Osmanlı İmparatorluğu Balkan'da kaybettiği toprakları ve ekonomik kayıplarını yeniden kazanacağı düşüncesi ile 1914 yılında İttifak Devletleri'nin saflarına katılarak savaşa girdi. İtilaf devletleri göz diktikleri toprakları aralarında paylaşarak, Türk toplumun tarihten silmek için başlangıçta savaşa girmeyen Yunanistan'ı kışkırtarak savaşa girmesini sağladı. Arnavutluk, Aydın başta olmak üzere İzmir, Manisa, Balıkesir, Denizli illeri ve Kıbrıs adası Yunanlılara verileceği sözü onları iyice şımarttı.
1917 yılının sonlarına doğru yakın dost olarak bildikleri İngiliz ve Fransızlar'ın yönlendirmesi ile savaşa giren Yunanlılar Osmanlı İmparatorluğu'nun Mondros Mütarekesi'ni imzalamasının ardından örgütlenip hızla silahlandılar.

YORAN İSYANI BAŞLADI
İlk olarak 19 Şubat 1919'da Söke- Akköy'e bağlı Yoran'da yaşayan Rumlar baskı altında olduklarını öne sürerek isyan çıkardı ve Jandarma Karakolu'na baskın düzenlediler. Bir miktar silah ve cephaneyi ele geçirdiler, görevli Türk memuru ve ailesini işkence ile öldürdüler. Bunu duyan civar yerleşim birimlerindeki diğer Rumlar Akköy, Domatça, Gelebeç, Çanlı gibi köylerdeki karakollara baskınlar yaparak erleri ve yerli halkı pusuya düşürerek öldürmeye yaralamaya ve çevreye saldırmaya başladılar. İsyanı duyan 57. Tümen ve 56. Tümen'den görevlendirilen birlikler olayları bastırdı. Düşman, Anadolu topraklarının hızla paylaşılması için 7 Mayıs 1919'da İzmir'e deniz filosu gönderdi. İzmir'de toplanan İzmir, Aydın, Denizli, Muğla, Manisa ve Balıkesir Mülkü amiri ve müftüleri çok ağır bir dille Paris Barış Konferansı'nın aldığı haksız kararları protesto ettiler. Yunan ordusu İzmir'in işgaline hazırlanırken İtalyanlar da Aydın yöresini tamamen Yunanlılara kaptırmamak için 29 nisanda Antalya, 13 Mayıs 1919'da Kuşadası'nı işgal etmiş İzmir'e de bir harp gemisi göndermişlerdi.
İtalyanların İzmir'i işgal etmesini istemeyen İngilizler kendi desteklerinde Yunan ordusunun işini çabuklaştırdılar. 15 Mayıs 1919'da törenlerle İzmir'e çıkarma yaptı.

SÖKE İŞGAL EDİLDİ
Yunanlılardan sonra İtalyanlar da Söke'ye girdi.

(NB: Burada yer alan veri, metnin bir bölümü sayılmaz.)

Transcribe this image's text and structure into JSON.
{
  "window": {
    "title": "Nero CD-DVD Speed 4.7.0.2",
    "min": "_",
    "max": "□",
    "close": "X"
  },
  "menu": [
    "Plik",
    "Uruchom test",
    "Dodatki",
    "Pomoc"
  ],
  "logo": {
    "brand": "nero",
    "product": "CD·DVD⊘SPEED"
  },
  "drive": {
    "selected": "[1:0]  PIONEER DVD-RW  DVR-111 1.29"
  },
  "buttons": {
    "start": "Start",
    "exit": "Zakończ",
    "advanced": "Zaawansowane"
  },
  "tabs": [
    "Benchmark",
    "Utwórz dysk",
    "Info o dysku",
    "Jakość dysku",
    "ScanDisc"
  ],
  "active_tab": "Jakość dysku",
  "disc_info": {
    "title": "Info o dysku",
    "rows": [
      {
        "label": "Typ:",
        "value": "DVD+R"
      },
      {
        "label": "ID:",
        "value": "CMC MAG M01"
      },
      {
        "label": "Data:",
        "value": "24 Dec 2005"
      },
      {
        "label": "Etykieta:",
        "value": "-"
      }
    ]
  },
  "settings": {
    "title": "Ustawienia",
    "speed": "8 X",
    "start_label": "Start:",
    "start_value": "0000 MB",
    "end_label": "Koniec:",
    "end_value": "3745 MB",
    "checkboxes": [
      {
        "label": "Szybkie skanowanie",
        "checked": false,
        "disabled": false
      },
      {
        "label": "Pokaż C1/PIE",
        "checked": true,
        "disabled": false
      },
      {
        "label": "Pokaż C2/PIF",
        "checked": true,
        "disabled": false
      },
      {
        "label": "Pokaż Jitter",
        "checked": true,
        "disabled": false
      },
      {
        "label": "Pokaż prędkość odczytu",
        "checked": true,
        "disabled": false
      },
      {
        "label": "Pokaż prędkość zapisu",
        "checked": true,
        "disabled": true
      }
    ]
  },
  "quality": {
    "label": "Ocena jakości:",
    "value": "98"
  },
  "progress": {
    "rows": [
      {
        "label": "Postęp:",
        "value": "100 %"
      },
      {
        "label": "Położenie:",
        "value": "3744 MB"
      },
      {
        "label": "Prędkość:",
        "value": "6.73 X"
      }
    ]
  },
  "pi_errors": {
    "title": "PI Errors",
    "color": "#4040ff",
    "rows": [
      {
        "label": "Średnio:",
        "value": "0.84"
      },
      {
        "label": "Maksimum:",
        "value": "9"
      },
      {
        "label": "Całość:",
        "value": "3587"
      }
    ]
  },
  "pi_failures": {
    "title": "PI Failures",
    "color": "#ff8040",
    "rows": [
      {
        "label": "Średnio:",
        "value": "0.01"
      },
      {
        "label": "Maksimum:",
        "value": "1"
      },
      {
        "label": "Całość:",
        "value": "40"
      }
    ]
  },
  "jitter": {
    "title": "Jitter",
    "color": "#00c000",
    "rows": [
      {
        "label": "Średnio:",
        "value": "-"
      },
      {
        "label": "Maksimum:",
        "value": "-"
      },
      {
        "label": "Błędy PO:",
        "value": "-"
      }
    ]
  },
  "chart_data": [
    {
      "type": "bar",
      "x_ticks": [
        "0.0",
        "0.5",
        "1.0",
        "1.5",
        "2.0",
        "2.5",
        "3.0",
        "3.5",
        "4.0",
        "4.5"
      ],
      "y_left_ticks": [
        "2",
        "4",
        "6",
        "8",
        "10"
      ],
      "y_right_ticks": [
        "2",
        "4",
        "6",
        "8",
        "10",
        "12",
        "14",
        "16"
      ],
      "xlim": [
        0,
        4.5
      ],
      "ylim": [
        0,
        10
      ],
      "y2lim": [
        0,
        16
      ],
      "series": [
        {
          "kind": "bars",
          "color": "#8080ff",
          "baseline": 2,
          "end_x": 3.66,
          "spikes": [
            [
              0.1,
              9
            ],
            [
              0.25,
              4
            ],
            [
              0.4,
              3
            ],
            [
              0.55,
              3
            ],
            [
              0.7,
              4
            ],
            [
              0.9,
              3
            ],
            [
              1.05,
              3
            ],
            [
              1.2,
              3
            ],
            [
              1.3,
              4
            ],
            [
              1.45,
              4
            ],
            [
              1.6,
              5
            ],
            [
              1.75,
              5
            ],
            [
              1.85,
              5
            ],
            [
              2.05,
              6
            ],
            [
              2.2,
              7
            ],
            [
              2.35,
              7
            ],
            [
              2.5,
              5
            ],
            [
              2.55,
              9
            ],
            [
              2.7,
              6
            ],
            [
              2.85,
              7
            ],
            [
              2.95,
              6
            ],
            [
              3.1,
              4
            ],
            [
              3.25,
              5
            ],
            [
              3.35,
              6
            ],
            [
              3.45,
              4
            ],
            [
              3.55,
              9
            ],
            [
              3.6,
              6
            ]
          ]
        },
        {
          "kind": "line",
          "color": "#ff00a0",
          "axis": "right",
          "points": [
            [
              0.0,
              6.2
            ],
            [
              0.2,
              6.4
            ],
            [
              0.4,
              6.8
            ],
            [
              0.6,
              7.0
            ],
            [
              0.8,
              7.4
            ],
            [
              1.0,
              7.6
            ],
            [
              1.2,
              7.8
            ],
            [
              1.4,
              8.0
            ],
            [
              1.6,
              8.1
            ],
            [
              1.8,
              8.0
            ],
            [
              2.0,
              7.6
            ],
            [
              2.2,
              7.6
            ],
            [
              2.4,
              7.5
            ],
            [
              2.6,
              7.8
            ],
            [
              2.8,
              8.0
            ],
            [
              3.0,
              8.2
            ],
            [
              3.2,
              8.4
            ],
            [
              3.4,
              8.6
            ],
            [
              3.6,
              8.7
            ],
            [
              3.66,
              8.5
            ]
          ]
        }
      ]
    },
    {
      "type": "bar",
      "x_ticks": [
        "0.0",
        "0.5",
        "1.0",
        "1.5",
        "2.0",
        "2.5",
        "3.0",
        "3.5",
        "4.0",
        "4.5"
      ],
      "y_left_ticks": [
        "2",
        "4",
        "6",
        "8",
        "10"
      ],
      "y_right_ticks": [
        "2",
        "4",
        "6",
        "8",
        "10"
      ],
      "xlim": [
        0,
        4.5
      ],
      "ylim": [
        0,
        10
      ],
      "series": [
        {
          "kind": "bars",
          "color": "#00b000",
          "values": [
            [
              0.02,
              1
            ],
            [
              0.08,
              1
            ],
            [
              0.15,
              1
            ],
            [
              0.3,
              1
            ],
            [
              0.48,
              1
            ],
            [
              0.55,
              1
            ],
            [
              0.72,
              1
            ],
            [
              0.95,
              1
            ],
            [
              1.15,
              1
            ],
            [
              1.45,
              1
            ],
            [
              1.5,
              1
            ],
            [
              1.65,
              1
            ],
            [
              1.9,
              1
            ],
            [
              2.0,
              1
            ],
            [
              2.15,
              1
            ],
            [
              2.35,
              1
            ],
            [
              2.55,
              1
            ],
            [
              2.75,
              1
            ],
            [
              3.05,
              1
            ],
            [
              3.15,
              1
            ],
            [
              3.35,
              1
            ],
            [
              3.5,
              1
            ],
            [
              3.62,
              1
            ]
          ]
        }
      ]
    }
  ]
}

Halk şaşkınlık içerisinde bunları da izlerken, İtalyan Kumandan Luka meydandaki direğe kendi bayraklarını çekerken, "Bu bayrak ancak kanla iner" diyerek gözdağı verdi.
Hemen ilçenin vatanseverleri Atatürk'le bağlantı kurdu. Eli silah tutanlar aldıkları şifre ile Albay Selahattin Bey ve Binbaşı Saip Bey önderliğinde ulusal güç kurma çalışmalarını başlattı.
Yunan ordusunun Aydın'a geleceği haberi duyulunca 19 Mayıs 1919 günü Yedi Eylül İlkokulu'nun o günkü binasında şehrin ileri gelenleri bir toplantı yaptı. Daha sonra dışarıda büyük bir miting yapıldı. Lise öğretmenlerinden Sabri Bey burada yaptığı konuşmasında halkı işgale karşı silahlı direnişe çağırdı.
Mitinge katılanlar "Vatanın her karış toprağı için bütün Türk Milleti'nin kanının son damlasına kadar mücadele edeceğiz" diye yemin ederek ilk tepkilerin dile getirdiler. Diğer il ve ilçelere telgraf çekilerek işgale karşı 'direniş' çağrısında bulunuldu. Düşman Aydın'a kolayca girdi, işgal haberi çevreye hızla yayıldı. Şehrin ileri gelenleri bir direniş gücü oluşturulması çalışmalarına yöneldi.
Bunun da düzenli ordu yapısı dışında oluşturulmasında anlaştılar. Efeler Yörük Ali, Kıllıoğlu Hüseyin, Kara Durmuş, Kozalaklı Mehmet, Mesutlulu Mestan, Dokuzun Hasan ve Demirci Mehmet Efe, Sancaktarın Ali'nin kızanları ile Bakırköylü Teğmen Kadri Bey'in emrindeki 80 kişilik kuvvet ayrı ayrı dağa çıktı. Bu çalışmalar yerli halka ümit ışığı vermiş, halkın kendine olan güveni geri gelmeye başlamıştı. Çine Yağcılar Köyü'nde bulunan Yörük Ali ve Kıllıoğlu Hüseyin Efeler'le Yüzbaşı Ahmet, Teğmen Zekai, Yedek Teğmen Necmi ile işbirliği yaptılar, köylerde gönüllüler toplamaya başladılar.

İLK ULUSAL BİRLİK
Gruba Çine'den Aksekili Hacı Abdurrahmanoğlu Mehmet, Giritli Memduh Bey, Kütahyalı Recep Çavuş, Asaf Gökbel, Ramazan onbaşı, Kuruköylü Ahmet, Evciler Köyü'nden İbrahim,Yağcılar Köyü'nden Kör Ahmet, Çolak Koca Ahmet, Kozalaklı Mehmet ve Suriyeli bir er de bunlara katıldı. Bu sayede Aydın'ın ilk Ulusal Güc'ü oluştu. 175. Piyade Alayı Kumandanı Binbaşı Hacı Şükrü ve kumandan Teğmen Şerafettin Bey komutasındakiler de Çine Yanıkhan'a yerleşti.
Çine'nin güney sırtlarına Teğmen Mahmut Bey komutasındaki Dağ Topçu Taburu yerleşti.
3 Haziran 1919'da Nazilli'ye giren Yunanlıların zulmü halkı bezdirdi. Efeler 15-16 Haziran gecesi Menderes'i sandallarla geçti.
YUNANLILARA DARBE
Sultanhisar'ın doğusunda bulunan Malgaç Demiryolu Köprüsü'ne ulaştı.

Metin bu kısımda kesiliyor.